La reforma elimina el aporte fijo por habitante, una medida que había sido cuestionada por su carga directa sobre los ciudadanos, y establece nuevas obligaciones para personas jurídicas, comercios y gobiernos locales.
Con ese cambio, el peso del financiamiento deja de concentrarse en una contribución uniforme por persona y pasa a un modelo que redistribuye responsabilidades entre distintos actores económicos y municipales.

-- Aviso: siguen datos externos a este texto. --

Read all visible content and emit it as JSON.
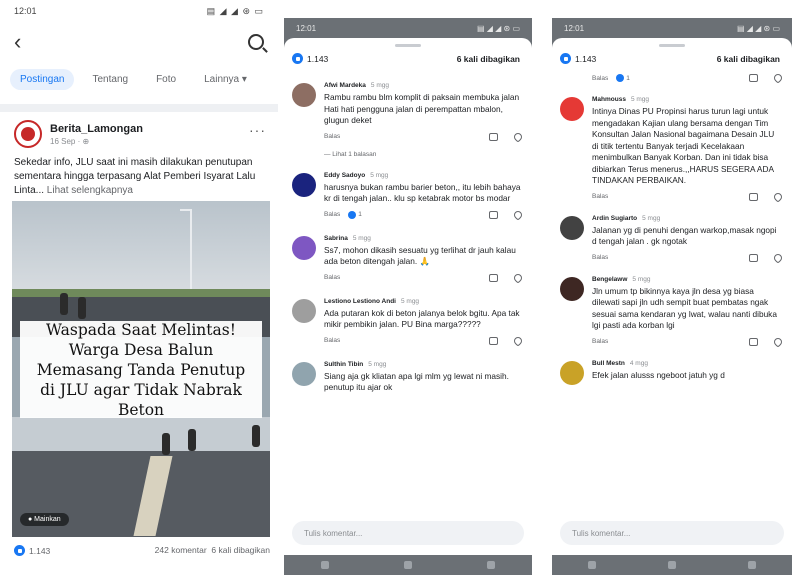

Sin embargo, el reto principal no termina en la aprobación de la ley. Ahora el foco deberá estar en cómo se aplicará, cuánto costará en la práctica, qué controles tendrá y si realmente traducirá el cambio normativo en una mejora visible en la gestión de residuos.
La etapa que se abre exige seguimiento sobre transparencia, fiscalización y resultados. No basta con cambiar la fórmula de pago: también habrá que verificar si el nuevo esquema reduce las tensiones que generó el modelo anterior y si las obligaciones impuestas a empresas, comercios y ayuntamientos se cumplen de manera efectiva.
En un tema que impacta de forma directa a hogares, actividad comercial y gobiernos locales, la aplicación de la ley será tan importante como su aprobación. El interés público ahora se concentra en saber quién asumirá el costo, cómo se administrarán los recursos y qué beneficios concretos recibirá la ciudadanía.